Image: Jail © Corbis

Cash a check, go to jail. Or at the very least, empty your own savings account and ruin your credit.

It has happened to hundreds of thousands of Americans who believed that banks don't make funds available unless the checks they've deposited are genuine.

As unemployment hovers at its worst levels in generations, scammers are finding a growing pool of victims all too willing to deposit strangers' checks, then return part of the money by wire transfers.

"There's a knowledge gap that these scammers are clearly taking advantage of," said Susan Grant, the director of consumer protection for the Consumer Federation of America. "Under federal law here in the U.S., financial institutions have to give consumers access to the money from checks and money orders they deposit pretty quickly, usually within one to five business days. It can take much longer for counterfeits to be discovered, by which time the consumer has already sent the money."

"The problem is the con men are very persuasive," said Nessa Feddis, a vice president and senior counsel at the American Bankers Association, which is working with the Consumer Federation to educate consumers about check fraud. "People are desperate. They want to work. They want a job."

How the scams operate

Fake-check scams lurk under a number of disguises, but they share a common framework that depends on:

  • A U.S. law that requires banks to make funds available to depositors in five business days or less -- more quickly than the bank typically can verify the check is genuine.
  • Willing victims.

A fake check -- often drawn on a real account but printed in some scammer's basement -- may arrive as part of a work-at-home job offer or a sales transaction that feels like the answer to a desperate prayer. The scam artist will instruct you to cash the check, keep a percentage and wire the balance to a designated account.

A Consumer Federation study found that 1.3 million Americans have fallen for fake-check scams, losing an average of $3,000 to $4,000 per victim. Fake-check scams are the No. 1 fraud reported to the National Consumers League. The American Bankers Association estimates that bank losses from counterfeit checks totaled $307 million in 2008, up from $252 million in 2006.

Why you're on the hook

When the counterfeit is discovered, you -- the person who deposited it -- are responsible for paying back the money. After all, the bank gave you the cash, and you chose to wire it to the scam artists. It's illegal for the bank to deny you access to the funds, even if a teller suspects the check may be phony.

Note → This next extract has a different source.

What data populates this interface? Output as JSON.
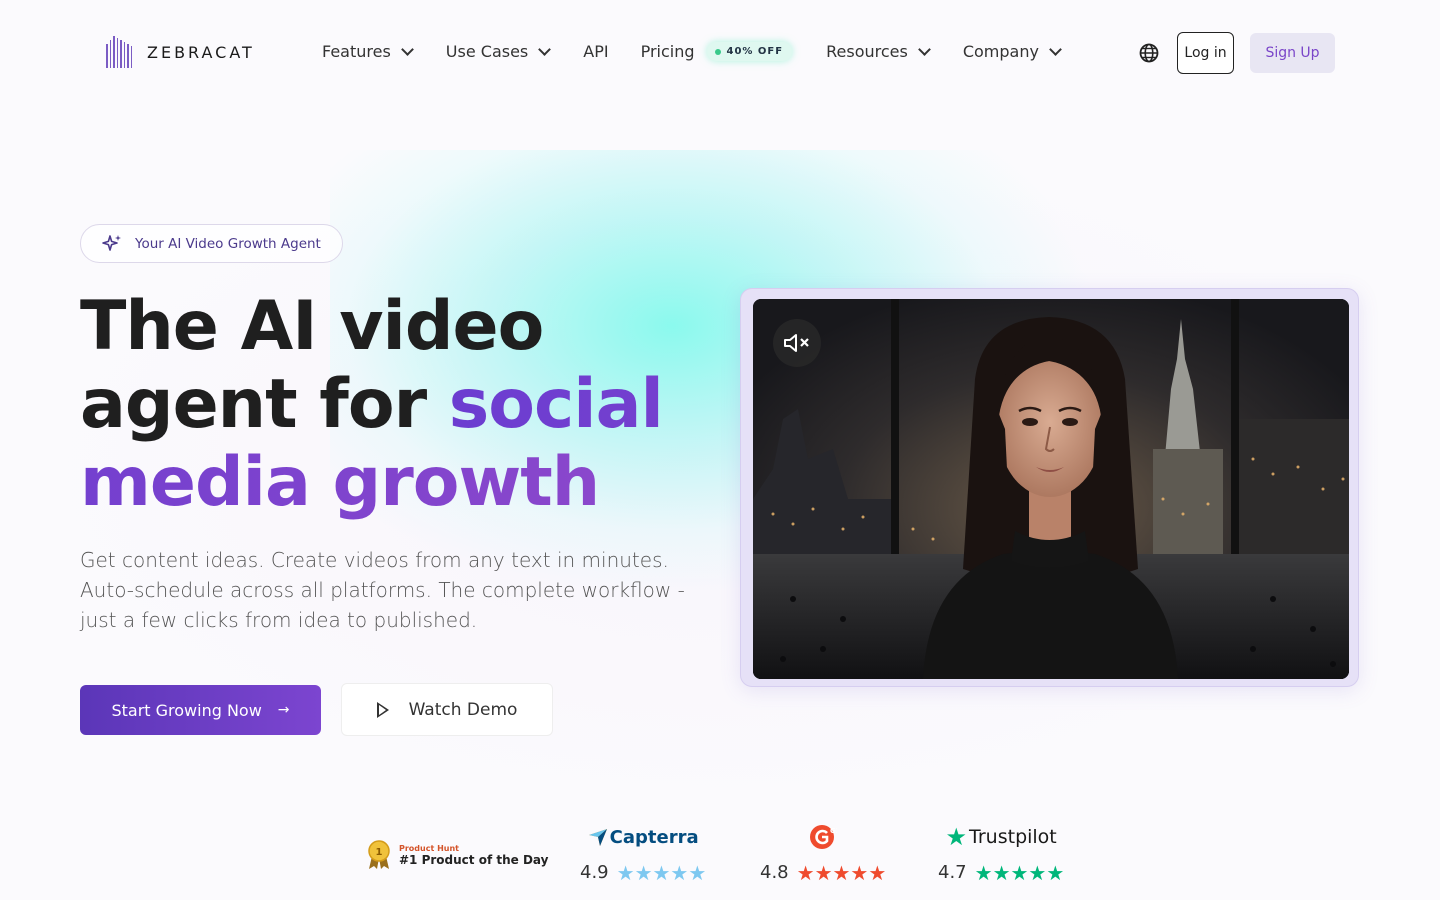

"It's a balance between giving people access to their money and preventing fraud," Feddis said. "The consumer is in the best position to know that they should be suspicious. . . . The bottom line is, why are they asking you to wire money when they're sending you a check?"

In the Consumer Federation survey, 59% of people wrongly believed that the financial institution confirms a check is good before allowing you access to the money.

The most common consequences

If you fall for a check-fraud scam, when the bank discovers the counterfeit checks it will deduct that amount from your account or freeze your account if there aren't sufficient funds.

That's what happened to Harry Smith of Union City, N.J. Smith answered a Craigslist ad for a paper company purportedly based in England that claimed to need a U.S.-based worker to expedite order processing. He cashed three checks totaling $6,000, kept 10% and wired the balance to the "production managers."